Festival insanı diye bir gerçek var. Nedir bu festival insanı;
-Havanın sıcak ya da soğuk oluşu, yağmurlu ya da yağmursuz oluşuna asla aldırış etmez.
-Yol şartları asla zorlamaz.
-Aylar öncesinden programını yapar.
-Çadırsa çadır, otelse otel, ormansa orman, karavansa karavan, çölse çöl umurunda olmaz.
-Ne giyeceğini, yanına neler alacağını her zaman çok iyi bilir.
Hedefi bellidir. Nedir hedefi;
-Eğlenmek.
-Sosyalleşmek.
-Yeni insanlar tanımak.
-Uzun uzun yeni fikirleri üzerinde sohbet etmek.
-Yeni deneyimler kazanmak.
İşte bu sebeple ben de bazı festivallere katılıyorum. Ve her katıldığım festivalde bir şeyler öğreniyorum. Bunların ilki;
-Kesinlikle hava şartlarını kestiremiyorum.
-Kesinlikle bavul yapmayı bilmiyorum.
Diye uzayıp gide bir listem var. Ama her katıldığım festivalde ciddi ciddi öğrenerek dönüyorum. Yeni insanlar tanıyorum ve deneyimliyorum.
İşte ilki 2015'te "Kapadokya Çarpması" başlığı altında düzenlenen, Kapadokya'nın ilham veren coğrafyasında birbiriyle iç içe geçen müzik, çağdaş sanat, gastronomi ve açık hava etkinlikleriyle keşfedilecek yeni deneyimler katmak üzere yola çıkan Cappadox'a katılma amacım da buydu ve aşırı mutlu oldum.
Çünkü zaten Kapadokya'da olmak başlı başına mutluluk sebebi. Gerçekten memleketimiz cennet ve bu topraklarda yaşadığım ve bu güzelliklerin içinde olduğum için her zaman kendimi çok şanslı hissediyorum. Cappadox 2016’da “Gelin Bahçemizi Ekelim”, 2017’de “Dünyadan Çıkış Yolları” ve 2018’de ise “Sessizlik” temasıyla gerçekleşti. Türkiye’nin ilk destinasyon festivali Cappadox; geride bıraktığı dört edisyon boyunca Kapadokya’nın farklı köy, kasaba ve vadilerinde gerçekleşen programıyla yaklaşık 500 müzisyenin katılımıyla 80’den fazla konser, 50 çağdaş sanatçının katılımıyla 72 proje ve çağdaş sanat etkinliği, dört şefin sunduğu 50 gurme tadım ve gastronomi deneyimi ve 100’ün üzerinde açık hava etkinliği gerçekleştirerek 50 bine yakın Cappadox'luyla buluştu. Festivalde bu yıl “Değişen Gökler” teması vardı.

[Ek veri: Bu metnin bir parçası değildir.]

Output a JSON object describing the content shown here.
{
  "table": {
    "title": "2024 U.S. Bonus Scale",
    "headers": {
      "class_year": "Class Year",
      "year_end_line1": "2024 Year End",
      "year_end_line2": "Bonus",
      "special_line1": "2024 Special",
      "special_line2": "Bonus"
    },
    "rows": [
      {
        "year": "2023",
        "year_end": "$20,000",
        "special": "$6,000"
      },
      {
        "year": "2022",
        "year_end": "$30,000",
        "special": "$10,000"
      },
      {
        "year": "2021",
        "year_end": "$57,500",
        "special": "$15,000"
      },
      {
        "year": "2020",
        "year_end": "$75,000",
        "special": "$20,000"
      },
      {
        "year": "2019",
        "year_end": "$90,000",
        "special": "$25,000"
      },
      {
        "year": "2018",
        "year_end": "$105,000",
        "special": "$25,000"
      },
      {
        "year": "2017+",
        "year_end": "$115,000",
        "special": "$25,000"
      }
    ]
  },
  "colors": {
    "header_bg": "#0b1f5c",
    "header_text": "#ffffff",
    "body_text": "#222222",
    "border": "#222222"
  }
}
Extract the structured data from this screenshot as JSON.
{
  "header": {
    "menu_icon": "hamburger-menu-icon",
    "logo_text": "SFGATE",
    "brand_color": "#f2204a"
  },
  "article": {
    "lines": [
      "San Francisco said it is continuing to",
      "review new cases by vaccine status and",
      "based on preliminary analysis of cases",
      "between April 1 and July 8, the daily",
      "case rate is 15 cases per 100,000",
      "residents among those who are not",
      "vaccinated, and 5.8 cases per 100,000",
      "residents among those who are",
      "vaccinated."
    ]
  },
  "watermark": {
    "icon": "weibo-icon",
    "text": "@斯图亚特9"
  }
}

Festivalde, Aşk Vadisi, Güvercinlik Vadisi ve Bozdağ başta olmak üzere, farklı vadilerde birçok etkinlik düzenlendi. Gün doğumunda Mercan Dede konseri, ilk günün akşamı Teoman konseri derken müziğe de doyduk muhabbetlere de...
Bu tarz festivaller beş duyuyu harekete geçiyor. Bu kesin. Çünkü hem gözümüze, hem kulağımıza, hem ruhumuza, hem dilimize, hem de bedenimize çok iyi geldi. Tamam Kapadokya festival insanına sürpriz yaptı bol bol yağmur yağdı ama yine de güzeldi. Dediğim gibi ülkemiz cennet ve Kapadokya bu konuda en doğru adreslerden biri.
***
Bir Teoman gerçeği var arkadaş
Uzun zaman sonra Teoman konseri izledim Capaddox'da ve doyamadım.
Bir kere Teoman çok iyiydi. Keyfi yerinde ve şahane bir repertuar ile çıktı karşımıza. Kendisi de "Hava şartları nedeniyle istediğim kostümü giyemedim" diyerek bir gönderme yaptı. Ardından da, "İlk kez geldiğim için daha farklı bir ortam bekliyordum çok daha şahanesiyle karşılaştım" diyerek arada üç beş espri yapmayı da ihmal etmedi.
Hatta bir ara, "Şarkılara doyamadım ama keşke biraz daha konuşsa" dediğim oldu. Çünkü son yıllarda resmen şovmenlik yapıyor kendisi. Hatta "Kadınların erkeklerle dalga geçtiği şarkılar yazmayı çok seviyorum" sözüne bayıldım.
Kendine yarattığı bu tarz ve özgüveni yıllardır devam eden Teoman'ın hiç rahatsız etmemesi de ayrıca bir yazı konusu. Çünkü adamın bir tarzı var ve bu tarzından asla ödün vermiyor. Dün neyse hala aynı ve bu da Teoman'dan başkasına yakışmazdı.